Michael Cantara isn't the kind of guy you'd find at a conference for socially responsible investment managers. In fact, the global institutional portfolio manager for Massachusetts Financial Services is quick to point out that his firm has no desire to become the next environmental, social and governance powerhouse.

"We're not trying to make ESG part of our marketing approach," he states flatly. "But it is something we've certainly built into our investment process across the firm."

While mutual funds and investment advisors who specialize in socially responsible investing may wish to capitalize on the niche, mainstream managers who integrate ESG into their investment processes usually prefer to keep things much quieter. They typically don't advertise the practice heavily or make it a big part of their marketing effort. And they may not even call evaluating corporate, social or environmental practices anything other than good old-fashioned investment analysis.

"We're seeing a lot of interest from mainstream managers who want to integrate ESG into wrap accounts for some of their clients," says Luan Steinhilber, ESG analyst at Miller/Howard in Woodstock, N.Y. "But they also make it clear that as a firm they are not interested in expanding their reputation as politically correct, socially responsible investors."

Nonetheless, the growing number of signatories to the United Nations' Principles for Responsible Investment (UN PRI) makes it clear that more of them are interested in getting the word out that they are at least in the initial stages of integrating ESG into their investment process.

Launched in 2006, the landmark document outlines six major principles for responsible investment for institutional investors. They include incorporating ESG issues into investment analysis and decision-making, seeking disclosure on such issues from companies they invest in and taking steps to effectively enhance implementation of the principles.

The number of signatories has grown from 56 five years ago to nearly 900 today. They run the gamut from boutique SRI investment managers to mainstream firms such as Massachusetts Financial Services, BlackRock, TIAA-CREF, T. Rowe Price, State Street Global Advisors and TD Asset Management. Taken together, they represent over $25 trillion in assets under management.

Christopher Davis, director of investor programs at SRI research firm Ceres, says mainstream managers have been motivated to sign on to the UN PRI for a couple of reasons. One of them is a growing recognition that environmental, social and governance criteria are important determinants of long-term stock performance and corporate sustainability.

"The more cynical view is that for mainstream asset managers, particularly in Europe, being viewed as a credible ESG firm has become critical in getting investment management mandates," he says. "Some large European pension funds won't even consider hiring an investment management firm unless it's a UN PRI signatory."

While most pension funds and other institutional investors in the U.S. don't routinely screen their investment managers for ESG criteria, recent events could prod them in that direction. In May, the $153 billion California State Teachers' Retirement System (CalSTRS) announced that all performance-related discussions with external investment managers would include a review of ESG criteria in their investment strategies. Around the same time, the California Public Employees' Retirement System (CalPERS)-at $236 billion, the nation's largest pension fund-announced it would be fully integrating ESG factors into all of its investment decisions.

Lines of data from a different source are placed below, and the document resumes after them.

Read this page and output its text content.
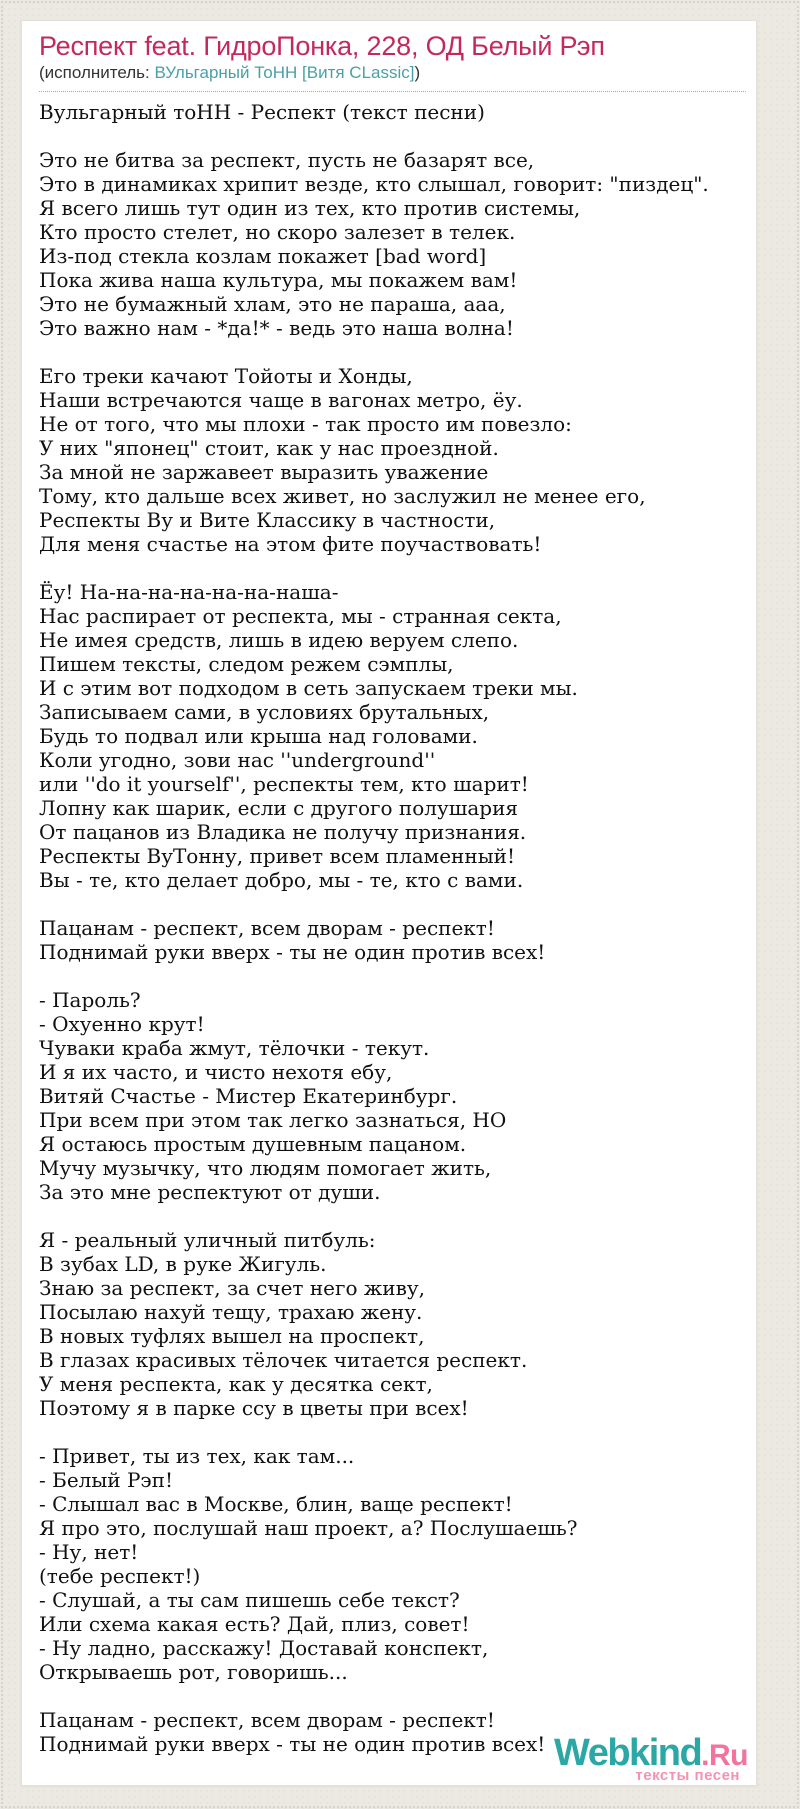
Респект feat. ГидроПонка, 228, ОД Белый Рэп
(исполнитель: ВУльгарный ТоНН [Витя CLassic])

Вульгарный тоНН - Респект (текст песни)

Это не битва за респект, пусть не базарят все,
Это в динамиках хрипит везде, кто слышал, говорит: "пиздец".
Я всего лишь тут один из тех, кто против системы,
Кто просто стелет, но скоро залезет в телек.
Из-под стекла козлам покажет [bad word]
Пока жива наша культура, мы покажем вам!
Это не бумажный хлам, это не параша, ааа,
Это важно нам - *да!* - ведь это наша волна!

Его треки качают Тойоты и Хонды,
Наши встречаются чаще в вагонах метро, ёу.
Не от того, что мы плохи - так просто им повезло:
У них "японец" стоит, как у нас проездной.
За мной не заржавеет выразить уважение
Тому, кто дальше всех живет, но заслужил не менее его,
Респекты Ву и Вите Классику в частности,
Для меня счастье на этом фите поучаствовать!

Ёу! На-на-на-на-на-на-наша-
Нас распирает от респекта, мы - странная секта,
Не имея средств, лишь в идею веруем слепо.
Пишем тексты, следом режем сэмплы,
И с этим вот подходом в сеть запускаем треки мы.
Записываем сами, в условиях брутальных,
Будь то подвал или крыша над головами.
Коли угодно, зови нас ''underground''
или ''do it yourself'', респекты тем, кто шарит!
Лопну как шарик, если с другого полушария
От пацанов из Владика не получу признания.
Респекты ВуТонну, привет всем пламенный!
Вы - те, кто делает добро, мы - те, кто с вами.

Пацанам - респект, всем дворам - респект!
Поднимай руки вверх - ты не один против всех!

- Пароль?
- Охуенно крут!
Чуваки краба жмут, тёлочки - текут.
И я их часто, и чисто нехотя ебу,
Витяй Счастье - Мистер Екатеринбург.
При всем при этом так легко зазнаться, НО
Я остаюсь простым душевным пацаном.
Мучу музычку, что людям помогает жить,
За это мне респектуют от души.

Я - реальный уличный питбуль:
В зубах LD, в руке Жигуль.
Знаю за респект, за счет него живу,
Посылаю нахуй тещу, трахаю жену.
В новых туфлях вышел на проспект,
В глазах красивых тёлочек читается респект.
У меня респекта, как у десятка сект,
Поэтому я в парке ссу в цветы при всех!

- Привет, ты из тех, как там...
- Белый Рэп!
- Слышал вас в Москве, блин, ваще респект!
Я про это, послушай наш проект, а? Послушаешь?
- Ну, нет!
(тебе респект!)
- Слушай, а ты сам пишешь себе текст?
Или схема какая есть? Дай, плиз, совет!
- Ну ладно, расскажу! Доставай конспект,
Открываешь рот, говоришь...

Пацанам - респект, всем дворам - респект!
Поднимай руки вверх - ты не один против всех! Webkind.Ru
тексты песен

Davis says the CalSTRS and CalPERS announcements have increased awareness of ESG criteria among pension funds and other institutional investors who hire asset managers. He also sees a number of mainstream firms including "green" investments in their portfolios, such as bonds used to fund clean energy projects. "They're not even a full percent of anyone's portfolio, but it's a start," he says.

Other signs point to increased awareness of ESG issues. In a 2008 study by Thomson Reuters' Corporate Advisory Services, 84% of institutional investors said they incorporated ESG criteria into the decision-making process, and another 16% cited it as a key factor. In 2009, Bloomberg launched a service that provides publicly available ESG data on 3,000 companies for clients hooked up to its 250,000 data terminals.

Small Steps
For many mainstream investment managers, the integration of ESG into the investment process has been more of a series of small steps rather than giant leaps. At MFS, says Cantara, governance issues such as excessive executive compensation have long been on the firm's proxy voting radar screen. More recently, environmental and social issues have received attention in both proxy voting and stock analysis.

"For us, a company's attention to ESG issues is about sustainable growth," he says. "Our analysts look at balance sheets and income statements. But they also consider issues related to the environment or labor relations because they have a financial impact. For us, ESG doesn't drive decisions. But it does highlight what we need to pay attention to."

Cantara says his firm has avoided investing in certain companies because of the potential impact environmental liabilities could have on their bottom line, though he prefers not to name names. With utilities, for example, analysts might look at which ones use clean or renewable energy sources to produce electricity, since those would be less susceptible to legal or environmental challenges. And earlier this year, the firm subscribed to MSCI's ESG Research, a service that provides ESG ratings for many of the companies in MFS' investment universe.